Dairy Processing

Before heat treatment of milk products was adopted, milk was a source of infection, as it is an ideal growth medium for microorganisms.

Pasteurization is a heat treatment process that extends the usable life of milk and reduces the number of spoiling microorganisms to levels at which they do not represent a significant health hazard.

According to their legislation, the pasteurization process may vary from one country to another.

Milk can be processed further to convert into high-value, concentrated, and easily transportable dairy products with long shelf-lives, such as butter, cheese, and ghee.

Many different types of products are prepared by dehydration nowadays using dryers in operation in various industries like chemical, food, pharmaceutical, process, and dairy. Lowering the water content in bulk products can be achieved in different ways and means.

The process industry offers a wide variety of dryers, in which the correct selection is subject to the desired characteristics of the final product.

Separation

The conventional process for producing milk powders starts with taking the raw milk received at the dairy factory and pasteurizing and separating it into skim milk and cream using a centrifugal cream separator.

Preheating

The successive milk powder processing step is “preheating,” The standardized milk is heated to temperatures between 75 and 120 °C. Preheating causes a controlled denaturation of the whey proteins in the milk, and it destroys bacteria, inactivates enzymes, generates natural antioxidants, and imparts heat stability.

Evaporation

Evaporation is used to concentrate whole milk, skim milk, whey, whey protein concentrates and permeate from membrane filtration modules. Water is evaporated using indirect heating. Product and heating medium (steam) are kept separate from one another utilizing a special steel sheet. The heat released during the condensing of the moisture is transferred to the product via the partition. Evaporation also constitutes the preliminary stage of the drying of the said products.

Spray drying

Spray drying involves atomizing the milk concentrate from the evaporator into fine droplets.
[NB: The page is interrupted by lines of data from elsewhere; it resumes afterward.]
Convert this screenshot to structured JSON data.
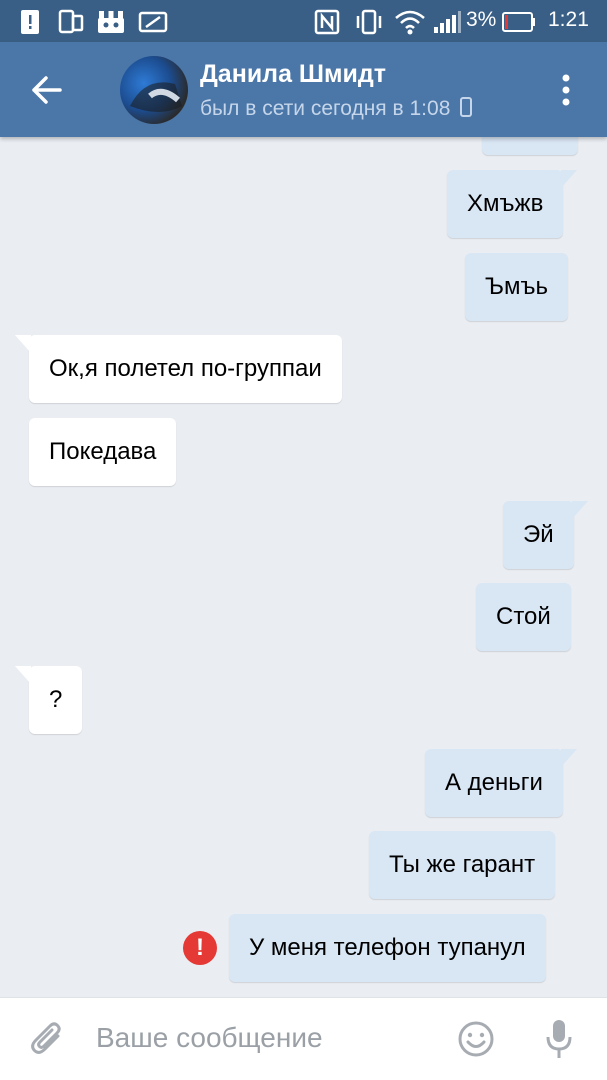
{
  "status_bar": {
    "battery": "3%",
    "time": "1:21"
  },
  "header": {
    "name": "Данила Шмидт",
    "status": "был в сети сегодня в 1:08"
  },
  "messages": [
    {
      "text": "Хмъжв",
      "dir": "out"
    },
    {
      "text": "Ъмъь",
      "dir": "out"
    },
    {
      "text": "Ок,я полетел по-группаи",
      "dir": "in"
    },
    {
      "text": "Покедава",
      "dir": "in"
    },
    {
      "text": "Эй",
      "dir": "out"
    },
    {
      "text": "Стой",
      "dir": "out"
    },
    {
      "text": "?",
      "dir": "in"
    },
    {
      "text": "А деньги",
      "dir": "out"
    },
    {
      "text": "Ты же гарант",
      "dir": "out"
    },
    {
      "text": "У меня телефон тупанул",
      "dir": "out",
      "failed": true
    }
  ],
  "error_icon_symbol": "!",
  "input": {
    "placeholder": "Ваше сообщение"
  },
  "colors": {
    "status_bar": "#3a5f86",
    "header": "#4a76a8",
    "background": "#eaeef3",
    "incoming_bubble": "#ffffff",
    "outgoing_bubble": "#d9e6f4",
    "error": "#e53935"
  },
  "icons": {
    "back": "arrow-left-icon",
    "menu": "more-vertical-icon",
    "attach": "paperclip-icon",
    "emoji": "smiley-icon",
    "mic": "microphone-icon",
    "error": "exclamation-circle-icon"
  }
}
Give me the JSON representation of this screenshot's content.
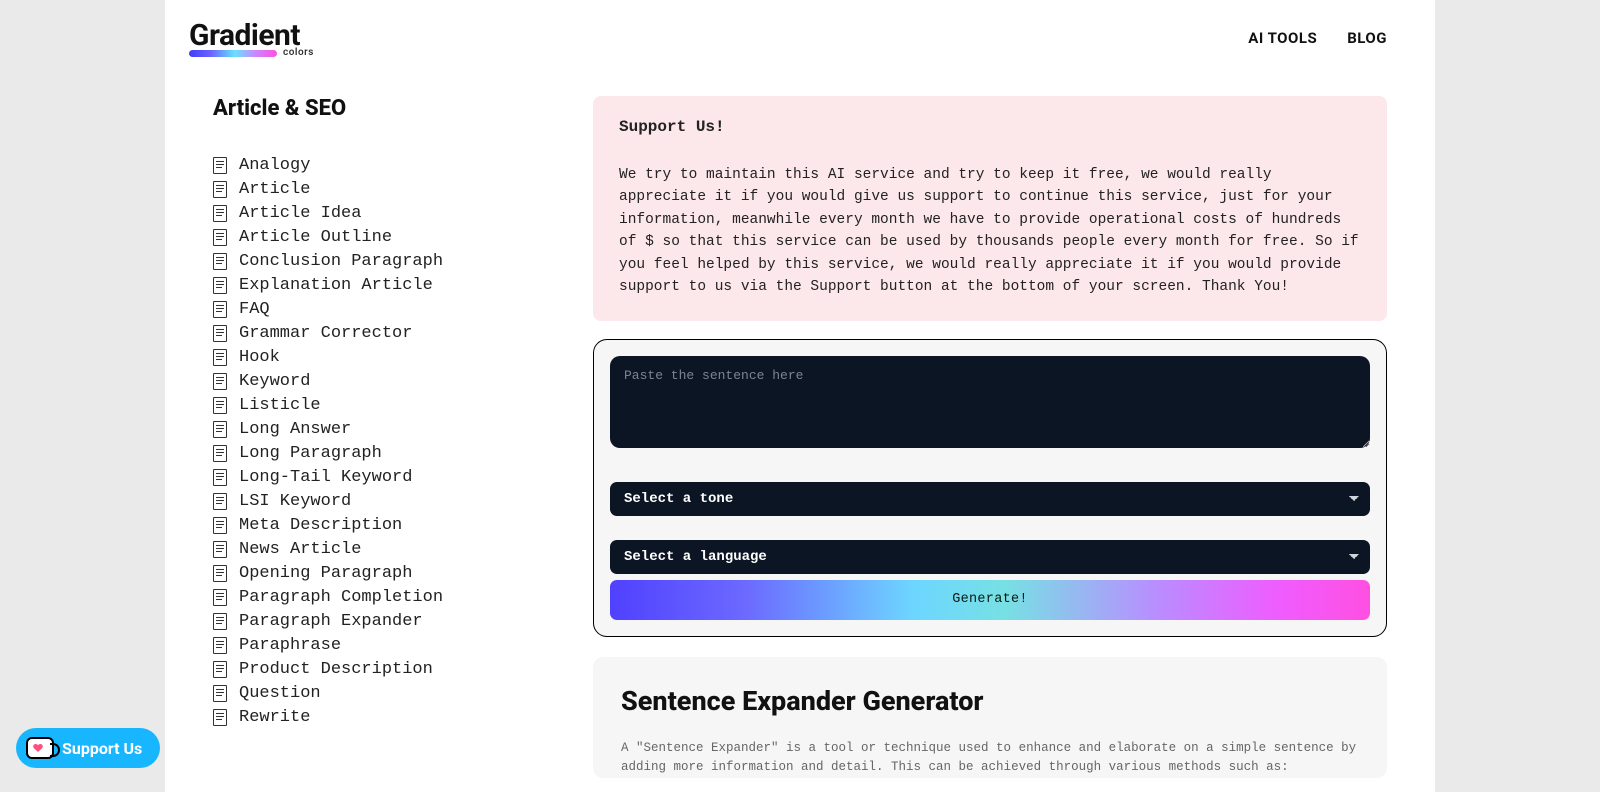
{
  "logo": {
    "main": "Gradient",
    "sub": "colors"
  },
  "nav": {
    "ai_tools": "AI TOOLS",
    "blog": "BLOG"
  },
  "sidebar": {
    "heading": "Article & SEO",
    "items": [
      "Analogy",
      "Article",
      "Article Idea",
      "Article Outline",
      "Conclusion Paragraph",
      "Explanation Article",
      "FAQ",
      "Grammar Corrector",
      "Hook",
      "Keyword",
      "Listicle",
      "Long Answer",
      "Long Paragraph",
      "Long-Tail Keyword",
      "LSI Keyword",
      "Meta Description",
      "News Article",
      "Opening Paragraph",
      "Paragraph Completion",
      "Paragraph Expander",
      "Paraphrase",
      "Product Description",
      "Question",
      "Rewrite"
    ]
  },
  "support_box": {
    "title": "Support Us!",
    "body": "We try to maintain this AI service and try to keep it free, we would really appreciate it if you would give us support to continue this service, just for your information, meanwhile every month we have to provide operational costs of hundreds of $ so that this service can be used by thousands people every month for free. So if you feel helped by this service, we would really appreciate it if you would provide support to us via the Support button at the bottom of your screen. Thank You!"
  },
  "tool": {
    "textarea_placeholder": "Paste the sentence here",
    "tone_placeholder": "Select a tone",
    "language_placeholder": "Select a language",
    "generate_label": "Generate!"
  },
  "article": {
    "title": "Sentence Expander Generator",
    "body": "A \"Sentence Expander\" is a tool or technique used to enhance and elaborate on a simple sentence by adding more information and detail. This can be achieved through various methods such as:"
  },
  "support_pill": {
    "label": "Support Us"
  }
}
This is done inside a large drying chamber in a hot air flow (up to 200°C) using either a spinning disk atomizer or a series of high-pressure nozzles. The milk droplets are cooled by evaporation, and they never reach the temperature of the air. The concentrate may be heated before atomization to reduce its viscosity and increase the energy available for drying.

Secondary drying

Secondary drying takes place in a fluid bed or in a series of such beds, in which hot air is blown through a layer of fluidized powder removing water to give a product with a moisture content of 2-4%. Safety measures must be taken to prevent fires and to vent dust explosions should they occur in the drying chamber.

Packaging and storing of milk powder

Milk powders are immensely more stable than fresh milk, but protection from moisture, oxygen, light, and heat is needed to maintain their quality and shelf life. Milk powders readily take up moisture from the air, leading to a rapid loss of quality and caking or lumping.
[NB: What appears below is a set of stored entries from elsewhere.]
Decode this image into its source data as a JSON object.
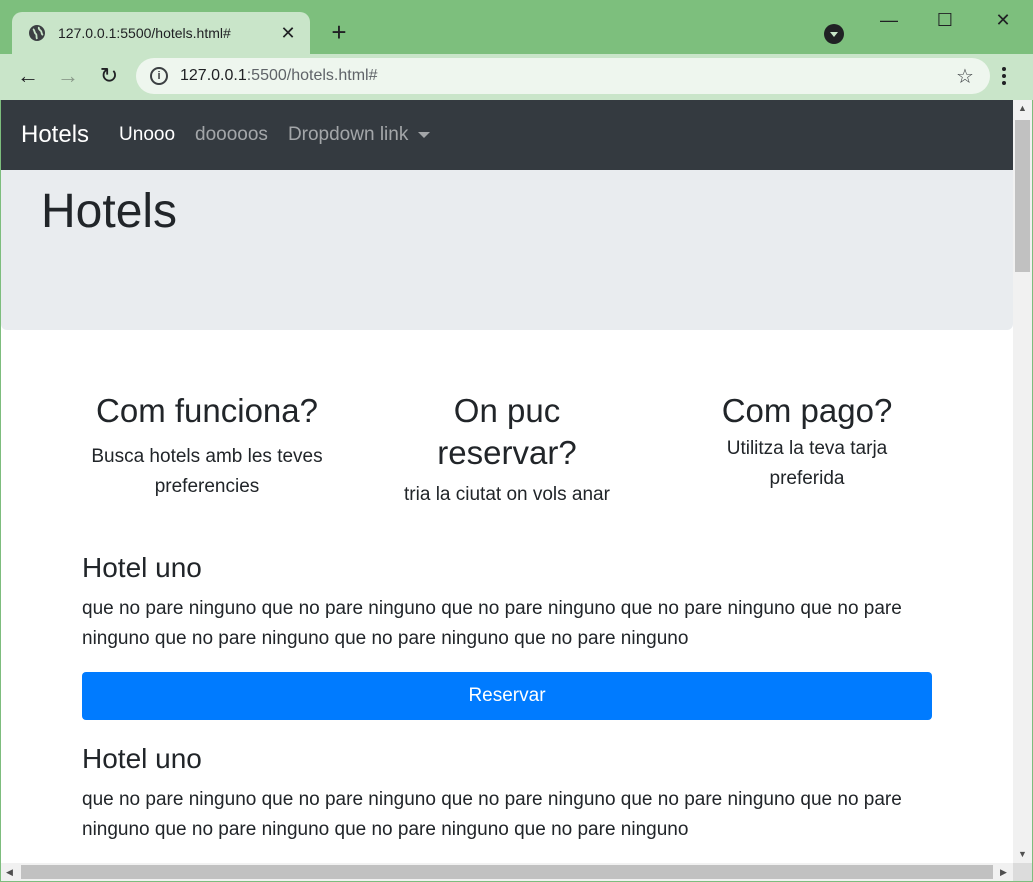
{
  "browser": {
    "tab_title": "127.0.0.1:5500/hotels.html#",
    "tab_close": "✕",
    "new_tab": "+",
    "url_host": "127.0.0.1",
    "url_rest": ":5500/hotels.html#",
    "back": "←",
    "forward": "→",
    "reload": "↻",
    "star": "☆",
    "minimize": "—",
    "maximize": "☐",
    "close": "✕"
  },
  "navbar": {
    "brand": "Hotels",
    "links": [
      "Unooo",
      "dooooos",
      "Dropdown link"
    ]
  },
  "jumbotron": {
    "title": "Hotels"
  },
  "features": [
    {
      "title": "Com funciona?",
      "text": "Busca hotels amb les teves preferencies"
    },
    {
      "title": "On puc reservar?",
      "text": "tria la ciutat on vols anar"
    },
    {
      "title": "Com pago?",
      "text": "Utilitza la teva tarja preferida"
    }
  ],
  "hotels": [
    {
      "name": "Hotel uno",
      "description": "que no pare ninguno que no pare ninguno que no pare ninguno que no pare ninguno que no pare ninguno que no pare ninguno que no pare ninguno que no pare ninguno",
      "button": "Reservar"
    },
    {
      "name": "Hotel uno",
      "description": "que no pare ninguno que no pare ninguno que no pare ninguno que no pare ninguno que no pare ninguno que no pare ninguno que no pare ninguno que no pare ninguno"
    }
  ],
  "colors": {
    "chrome_frame": "#7dbf7d",
    "chrome_toolbar": "#c9e5c9",
    "navbar_bg": "#343a40",
    "jumbotron_bg": "#e9ecef",
    "primary": "#007bff"
  },
  "icons": {
    "tab": "globe-icon",
    "omnibox": "info-icon",
    "bookmark": "star-icon",
    "menu": "more-vert-icon",
    "profile": "profile-dropdown-icon"
  }
}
Milk powder is packed into either plastic-lined multi-wall bags or bulk bins. Whole Milk Powders are often packed under nitrogen gas to protect the product from oxidation, maintain their flavor, and extend their keeping quality.

The packaging is chosen to provide a barrier to moisture, oxygen, and light. Bags generally consist of several layers to provide strength and the necessary barrier properties.
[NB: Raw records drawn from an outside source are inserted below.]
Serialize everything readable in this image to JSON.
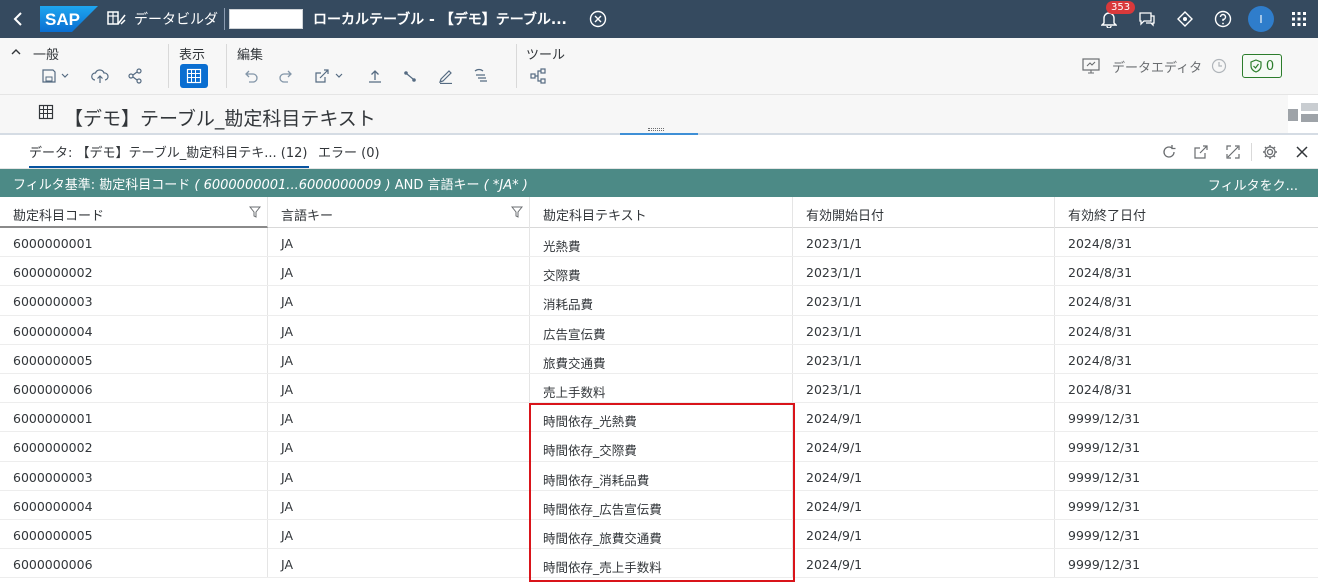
{
  "shell": {
    "logo_text": "SAP",
    "app_name": "データビルダ",
    "title": "ローカルテーブル - 【デモ】テーブル...",
    "notification_count": "353",
    "user_initial": "I"
  },
  "toolbar": {
    "groups": {
      "general": "一般",
      "view": "表示",
      "edit": "編集",
      "tools": "ツール"
    },
    "data_editor_label": "データエディタ",
    "issues_count": "0"
  },
  "object": {
    "name": "【デモ】テーブル_勘定科目テキスト"
  },
  "tabs": {
    "data_tab": "データ: 【デモ】テーブル_勘定科目テキ... (12)",
    "errors_tab": "エラー (0)"
  },
  "filter": {
    "prefix": "フィルタ基準: 勘定科目コード",
    "range": " ( 6000000001...6000000009 ) ",
    "and": "AND 言語キー",
    "lang_value": " ( *JA* )",
    "right_link": "フィルタをク..."
  },
  "table": {
    "columns": [
      "勘定科目コード",
      "言語キー",
      "勘定科目テキスト",
      "有効開始日付",
      "有効終了日付"
    ],
    "rows": [
      [
        "6000000001",
        "JA",
        "光熱費",
        "2023/1/1",
        "2024/8/31"
      ],
      [
        "6000000002",
        "JA",
        "交際費",
        "2023/1/1",
        "2024/8/31"
      ],
      [
        "6000000003",
        "JA",
        "消耗品費",
        "2023/1/1",
        "2024/8/31"
      ],
      [
        "6000000004",
        "JA",
        "広告宣伝費",
        "2023/1/1",
        "2024/8/31"
      ],
      [
        "6000000005",
        "JA",
        "旅費交通費",
        "2023/1/1",
        "2024/8/31"
      ],
      [
        "6000000006",
        "JA",
        "売上手数料",
        "2023/1/1",
        "2024/8/31"
      ],
      [
        "6000000001",
        "JA",
        "時間依存_光熱費",
        "2024/9/1",
        "9999/12/31"
      ],
      [
        "6000000002",
        "JA",
        "時間依存_交際費",
        "2024/9/1",
        "9999/12/31"
      ],
      [
        "6000000003",
        "JA",
        "時間依存_消耗品費",
        "2024/9/1",
        "9999/12/31"
      ],
      [
        "6000000004",
        "JA",
        "時間依存_広告宣伝費",
        "2024/9/1",
        "9999/12/31"
      ],
      [
        "6000000005",
        "JA",
        "時間依存_旅費交通費",
        "2024/9/1",
        "9999/12/31"
      ],
      [
        "6000000006",
        "JA",
        "時間依存_売上手数料",
        "2024/9/1",
        "9999/12/31"
      ]
    ]
  },
  "colors": {
    "shell_bg": "#354a5f",
    "filter_bg": "#4c8a86",
    "accent": "#0a6ed1",
    "highlight": "#d9141a"
  }
}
Shipments of milk powder should never suffer prolonged exposure to direct sunshine, especially in tropical countries. During transshipment, a few hours at elevated temperatures (> 40°C) can undo many weeks of careful storage.

The manufacture of agglomerated milk powder initially follows the standard evaporation and drying process.

However, during spray drying, small particles (fines) of milk powder leaving the dryer are recovered in cyclones and returned to the drying chamber near the atomizer.

The wet concentrate droplets collide with the fines and stick together, forming larger irregular-shaped “agglomerates.” Agglomerated milk powder disperses in water more rapidly and is less dusty and easier to handle than standard milk powder.

Large amounts of energy are consumed in milk powder technology, so milk powder manufacturing plants developed over the years have become increasingly more energy efficient.

Milk powder production involves many thermal processes, making it highly energy-consuming. In the past decades, the current production process has been significantly optimized.

The introduction of new milk powder technology will be the key. Optimization of single process units will influence up-and downstream process units. Therefore, it is crucial to take the whole production chain into account.

The goal is to design an optimization routine that takes energy and water consumption, Lifecycle assessment (LCA), and economic aspects into account, resulting in a sustainable milk powder production chain.